A world-record setting 14-foot hammerhead shark, has been caught and released by professional golfer Greg Norman.
Norman, an avid fisherman, is known as The Shark for his style of play on the golf course. Besides his Professional Golf Association and European Tour championships, he may now hold a new record for the 14-foot 7 3/8-inch, estimated 1,200-pound hammerhead shark.
The hammerhead was caught in a very unusual way off the coast of Florida.
Josh Jorgensen was flying his drone when he spotted a school of blacktip sharks swimming off shore. He called his fishing buddy, professional golfer, Greg Norman, The Shark.
The two met the following day and hit the water in Norman’s 41-foot boat, traveling along the coast, where they began fishing.
“Josh is flying the drone and we hooked a blacktip and all of a sudden this giant hammerhead came flying in on the blacktip,” Norman said. “It was the most incredible scene I’ve ever witnessed.”
The 14-foot hammerhead swam around with the smaller shark in its mouth as Jorgensen, host of BlacktipH fishing, filmed the scene using his drone.
“I’m keeping my nerves as calm as possible,” Jorgensen said. “ . . . I don’t want to ruin the shot.
“Then the unexpected unfolds, the hammerhead drops the blacktip, comes back around and picks it up again; all of a sudden he swallowed this 80-pound shark and took off.”
Norman fought the shark, which they estimated weighed over 1,200 pounds, for more than an hour. The shark towed the boat, roughly 23,000 pounds, at a speed of one knot, as he tired out the fish.
“When you see that fish for the first time up against my 41-foot-boat you go holy moly, this thing is huge. It’s bigger than I ever anticipated,” Norman said.
The anglers ran a rope along the shark’s body and marked the head and tail locations. Then, they ran a tape measure along the rope and found the shark was an astonishing 14-feet 7 3/8 inches long.

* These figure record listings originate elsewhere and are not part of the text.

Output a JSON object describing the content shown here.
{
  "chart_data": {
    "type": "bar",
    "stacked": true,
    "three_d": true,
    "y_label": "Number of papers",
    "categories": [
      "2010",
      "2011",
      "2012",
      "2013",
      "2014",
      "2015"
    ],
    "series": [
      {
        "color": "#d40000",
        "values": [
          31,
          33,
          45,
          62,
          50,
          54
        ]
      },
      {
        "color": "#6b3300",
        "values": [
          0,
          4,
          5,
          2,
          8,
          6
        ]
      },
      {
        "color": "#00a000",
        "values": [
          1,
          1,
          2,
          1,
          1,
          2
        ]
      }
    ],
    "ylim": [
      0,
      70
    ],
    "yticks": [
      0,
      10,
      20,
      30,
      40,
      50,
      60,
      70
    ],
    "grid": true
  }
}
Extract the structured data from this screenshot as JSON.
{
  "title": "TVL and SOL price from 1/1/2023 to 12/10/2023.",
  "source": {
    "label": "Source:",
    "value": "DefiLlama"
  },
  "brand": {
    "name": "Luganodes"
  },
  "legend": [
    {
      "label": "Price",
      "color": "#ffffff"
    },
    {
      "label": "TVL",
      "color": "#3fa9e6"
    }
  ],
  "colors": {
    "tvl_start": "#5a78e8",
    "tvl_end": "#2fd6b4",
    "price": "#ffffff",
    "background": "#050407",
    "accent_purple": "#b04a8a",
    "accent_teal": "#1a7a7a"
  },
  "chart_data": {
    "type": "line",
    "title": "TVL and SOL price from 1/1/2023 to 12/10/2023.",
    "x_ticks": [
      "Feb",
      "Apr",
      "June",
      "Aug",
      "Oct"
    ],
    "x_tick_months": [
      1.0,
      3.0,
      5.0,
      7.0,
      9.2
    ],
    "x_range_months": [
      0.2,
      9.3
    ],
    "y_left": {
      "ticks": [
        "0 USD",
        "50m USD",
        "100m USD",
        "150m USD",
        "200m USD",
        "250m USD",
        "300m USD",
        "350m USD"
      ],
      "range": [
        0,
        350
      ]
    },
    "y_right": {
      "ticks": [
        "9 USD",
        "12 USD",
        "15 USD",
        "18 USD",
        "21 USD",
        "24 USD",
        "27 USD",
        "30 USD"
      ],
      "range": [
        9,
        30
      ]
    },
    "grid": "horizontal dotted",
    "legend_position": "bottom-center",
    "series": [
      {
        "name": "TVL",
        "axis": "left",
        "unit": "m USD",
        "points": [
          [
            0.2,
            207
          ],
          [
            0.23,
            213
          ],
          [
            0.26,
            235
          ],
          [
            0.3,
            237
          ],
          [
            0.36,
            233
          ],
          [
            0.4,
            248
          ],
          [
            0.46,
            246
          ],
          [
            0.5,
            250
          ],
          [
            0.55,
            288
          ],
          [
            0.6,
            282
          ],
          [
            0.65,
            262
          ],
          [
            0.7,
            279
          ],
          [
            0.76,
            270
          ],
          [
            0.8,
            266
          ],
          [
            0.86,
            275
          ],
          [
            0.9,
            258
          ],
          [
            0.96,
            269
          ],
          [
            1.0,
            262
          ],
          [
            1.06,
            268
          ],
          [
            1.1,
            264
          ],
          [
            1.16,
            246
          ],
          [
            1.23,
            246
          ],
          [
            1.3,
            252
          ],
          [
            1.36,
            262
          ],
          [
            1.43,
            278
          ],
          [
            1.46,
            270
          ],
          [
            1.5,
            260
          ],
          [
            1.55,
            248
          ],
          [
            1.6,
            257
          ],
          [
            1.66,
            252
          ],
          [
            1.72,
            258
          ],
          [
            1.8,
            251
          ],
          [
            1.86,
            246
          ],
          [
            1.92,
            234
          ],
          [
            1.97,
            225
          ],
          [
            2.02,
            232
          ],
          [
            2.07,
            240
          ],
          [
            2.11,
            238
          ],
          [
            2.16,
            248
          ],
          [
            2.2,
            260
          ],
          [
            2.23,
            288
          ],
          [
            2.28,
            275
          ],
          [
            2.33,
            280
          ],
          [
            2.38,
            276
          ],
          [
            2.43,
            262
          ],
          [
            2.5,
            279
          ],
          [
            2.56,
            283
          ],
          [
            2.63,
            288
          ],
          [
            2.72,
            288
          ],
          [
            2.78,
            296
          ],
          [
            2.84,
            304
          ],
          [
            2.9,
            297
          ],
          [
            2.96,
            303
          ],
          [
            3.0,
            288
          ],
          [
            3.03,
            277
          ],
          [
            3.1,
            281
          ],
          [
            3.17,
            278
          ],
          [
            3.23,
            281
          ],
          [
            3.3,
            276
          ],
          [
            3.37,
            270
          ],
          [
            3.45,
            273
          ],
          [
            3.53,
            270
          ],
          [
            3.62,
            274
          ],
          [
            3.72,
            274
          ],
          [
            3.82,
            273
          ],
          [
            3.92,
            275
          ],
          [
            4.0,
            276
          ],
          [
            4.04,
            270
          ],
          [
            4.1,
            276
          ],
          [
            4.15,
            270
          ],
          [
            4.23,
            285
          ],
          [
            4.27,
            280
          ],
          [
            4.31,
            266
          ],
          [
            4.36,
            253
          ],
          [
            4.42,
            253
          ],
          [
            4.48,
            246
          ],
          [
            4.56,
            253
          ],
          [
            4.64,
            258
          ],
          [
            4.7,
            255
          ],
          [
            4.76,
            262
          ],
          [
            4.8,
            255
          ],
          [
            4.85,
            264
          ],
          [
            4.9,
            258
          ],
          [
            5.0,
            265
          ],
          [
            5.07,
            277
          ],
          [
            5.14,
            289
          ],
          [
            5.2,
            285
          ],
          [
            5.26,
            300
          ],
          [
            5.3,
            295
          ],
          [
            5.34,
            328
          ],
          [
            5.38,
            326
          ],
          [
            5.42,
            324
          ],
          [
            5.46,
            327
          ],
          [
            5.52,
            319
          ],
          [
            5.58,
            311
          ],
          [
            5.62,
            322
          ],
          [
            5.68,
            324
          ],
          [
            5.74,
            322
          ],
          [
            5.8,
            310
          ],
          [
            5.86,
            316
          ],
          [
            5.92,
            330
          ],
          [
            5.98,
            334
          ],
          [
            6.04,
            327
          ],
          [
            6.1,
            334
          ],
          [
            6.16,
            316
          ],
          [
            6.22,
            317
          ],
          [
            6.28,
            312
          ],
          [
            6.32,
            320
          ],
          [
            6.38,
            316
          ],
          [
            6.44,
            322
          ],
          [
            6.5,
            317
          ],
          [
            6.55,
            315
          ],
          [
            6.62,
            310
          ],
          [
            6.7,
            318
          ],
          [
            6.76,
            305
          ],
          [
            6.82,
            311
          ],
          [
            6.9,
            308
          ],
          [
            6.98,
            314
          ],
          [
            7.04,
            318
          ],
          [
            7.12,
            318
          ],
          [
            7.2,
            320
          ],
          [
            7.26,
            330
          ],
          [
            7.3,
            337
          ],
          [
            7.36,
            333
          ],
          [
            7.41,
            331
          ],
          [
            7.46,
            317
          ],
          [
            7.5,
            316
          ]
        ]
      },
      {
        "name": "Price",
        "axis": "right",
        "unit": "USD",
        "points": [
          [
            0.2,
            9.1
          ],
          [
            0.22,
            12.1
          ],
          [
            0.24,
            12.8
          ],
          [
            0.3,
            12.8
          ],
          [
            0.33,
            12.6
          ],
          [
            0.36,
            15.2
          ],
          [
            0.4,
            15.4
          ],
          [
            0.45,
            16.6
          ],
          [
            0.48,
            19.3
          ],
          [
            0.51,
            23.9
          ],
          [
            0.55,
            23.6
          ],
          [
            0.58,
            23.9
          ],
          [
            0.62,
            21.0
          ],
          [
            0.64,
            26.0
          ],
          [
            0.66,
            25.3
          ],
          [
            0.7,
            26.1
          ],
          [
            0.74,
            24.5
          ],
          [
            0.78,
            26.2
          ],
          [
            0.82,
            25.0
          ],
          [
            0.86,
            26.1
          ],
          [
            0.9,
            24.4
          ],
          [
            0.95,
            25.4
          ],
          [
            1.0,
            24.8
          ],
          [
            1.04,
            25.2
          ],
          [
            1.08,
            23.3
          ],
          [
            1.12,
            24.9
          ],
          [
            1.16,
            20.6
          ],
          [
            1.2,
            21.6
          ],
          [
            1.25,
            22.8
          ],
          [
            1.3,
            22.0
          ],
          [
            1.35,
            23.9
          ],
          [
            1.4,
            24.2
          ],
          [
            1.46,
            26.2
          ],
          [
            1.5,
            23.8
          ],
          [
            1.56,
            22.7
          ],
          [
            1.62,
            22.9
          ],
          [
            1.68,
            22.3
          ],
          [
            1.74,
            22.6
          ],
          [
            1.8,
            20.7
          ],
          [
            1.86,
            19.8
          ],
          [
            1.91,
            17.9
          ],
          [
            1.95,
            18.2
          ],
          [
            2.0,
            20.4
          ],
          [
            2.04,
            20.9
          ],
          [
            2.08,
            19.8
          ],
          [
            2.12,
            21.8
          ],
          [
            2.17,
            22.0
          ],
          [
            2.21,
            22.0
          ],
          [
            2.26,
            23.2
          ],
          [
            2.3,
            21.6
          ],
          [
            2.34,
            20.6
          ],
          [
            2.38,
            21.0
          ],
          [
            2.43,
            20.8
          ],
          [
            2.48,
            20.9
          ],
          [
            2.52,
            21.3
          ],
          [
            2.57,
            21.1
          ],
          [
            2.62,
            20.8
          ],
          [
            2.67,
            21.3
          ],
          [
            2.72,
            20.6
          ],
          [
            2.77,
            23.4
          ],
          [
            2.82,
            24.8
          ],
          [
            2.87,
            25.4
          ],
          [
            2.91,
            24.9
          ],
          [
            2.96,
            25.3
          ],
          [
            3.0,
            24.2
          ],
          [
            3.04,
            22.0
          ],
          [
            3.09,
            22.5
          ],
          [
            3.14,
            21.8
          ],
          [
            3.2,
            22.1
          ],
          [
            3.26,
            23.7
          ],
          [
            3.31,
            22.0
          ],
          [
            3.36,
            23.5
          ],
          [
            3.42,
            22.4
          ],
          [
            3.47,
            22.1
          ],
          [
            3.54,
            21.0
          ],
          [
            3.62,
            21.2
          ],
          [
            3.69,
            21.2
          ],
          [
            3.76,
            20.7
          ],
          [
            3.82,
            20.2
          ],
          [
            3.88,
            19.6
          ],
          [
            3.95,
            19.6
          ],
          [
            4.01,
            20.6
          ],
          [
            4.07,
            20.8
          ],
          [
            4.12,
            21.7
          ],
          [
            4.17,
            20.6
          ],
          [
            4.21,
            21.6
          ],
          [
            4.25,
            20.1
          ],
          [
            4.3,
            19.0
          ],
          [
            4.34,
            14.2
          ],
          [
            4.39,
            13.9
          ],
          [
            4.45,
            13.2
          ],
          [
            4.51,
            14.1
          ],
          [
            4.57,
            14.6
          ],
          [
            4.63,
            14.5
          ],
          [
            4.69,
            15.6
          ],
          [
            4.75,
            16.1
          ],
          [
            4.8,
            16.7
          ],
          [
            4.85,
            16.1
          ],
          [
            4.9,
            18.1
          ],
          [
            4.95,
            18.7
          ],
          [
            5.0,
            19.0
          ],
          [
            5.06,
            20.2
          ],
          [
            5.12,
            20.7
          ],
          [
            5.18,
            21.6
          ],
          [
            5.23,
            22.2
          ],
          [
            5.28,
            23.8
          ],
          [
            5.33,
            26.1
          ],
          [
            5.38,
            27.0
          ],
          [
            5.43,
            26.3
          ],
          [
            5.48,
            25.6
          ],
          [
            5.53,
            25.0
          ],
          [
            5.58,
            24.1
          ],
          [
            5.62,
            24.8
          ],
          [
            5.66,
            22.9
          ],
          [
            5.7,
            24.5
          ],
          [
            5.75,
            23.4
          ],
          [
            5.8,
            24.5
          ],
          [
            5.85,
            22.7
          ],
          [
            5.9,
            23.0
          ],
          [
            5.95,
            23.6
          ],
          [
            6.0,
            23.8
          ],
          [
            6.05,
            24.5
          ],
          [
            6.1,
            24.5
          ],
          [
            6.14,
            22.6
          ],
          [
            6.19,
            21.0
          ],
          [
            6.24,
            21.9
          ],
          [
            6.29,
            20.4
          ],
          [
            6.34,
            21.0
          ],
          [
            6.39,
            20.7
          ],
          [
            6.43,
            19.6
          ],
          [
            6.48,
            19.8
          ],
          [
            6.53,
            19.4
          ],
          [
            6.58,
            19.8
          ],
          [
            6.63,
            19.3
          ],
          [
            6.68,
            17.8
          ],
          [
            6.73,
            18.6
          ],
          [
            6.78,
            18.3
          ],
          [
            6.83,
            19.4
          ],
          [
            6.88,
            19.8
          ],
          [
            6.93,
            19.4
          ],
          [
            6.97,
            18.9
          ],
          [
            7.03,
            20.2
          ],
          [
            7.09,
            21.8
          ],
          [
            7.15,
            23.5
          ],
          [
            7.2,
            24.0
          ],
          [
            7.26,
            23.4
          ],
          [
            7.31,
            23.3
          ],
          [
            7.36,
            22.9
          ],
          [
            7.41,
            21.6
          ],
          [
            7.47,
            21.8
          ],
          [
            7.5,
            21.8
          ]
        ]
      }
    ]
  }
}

They removed the hook and began reviving the shark by pulling it along side the boat for about 30 minutes. After releasing the shark, the group jumped in the water and watched the shark swim off.
Using the measurements taken, Jorgensen said the shark came in at 4 inches longer than the current world record length for a hammerhead.
Anglers who catch hammerhead sharks should be aware that the shark is prone to lactic acid build up from extended fight times which can be detrimental to the fish.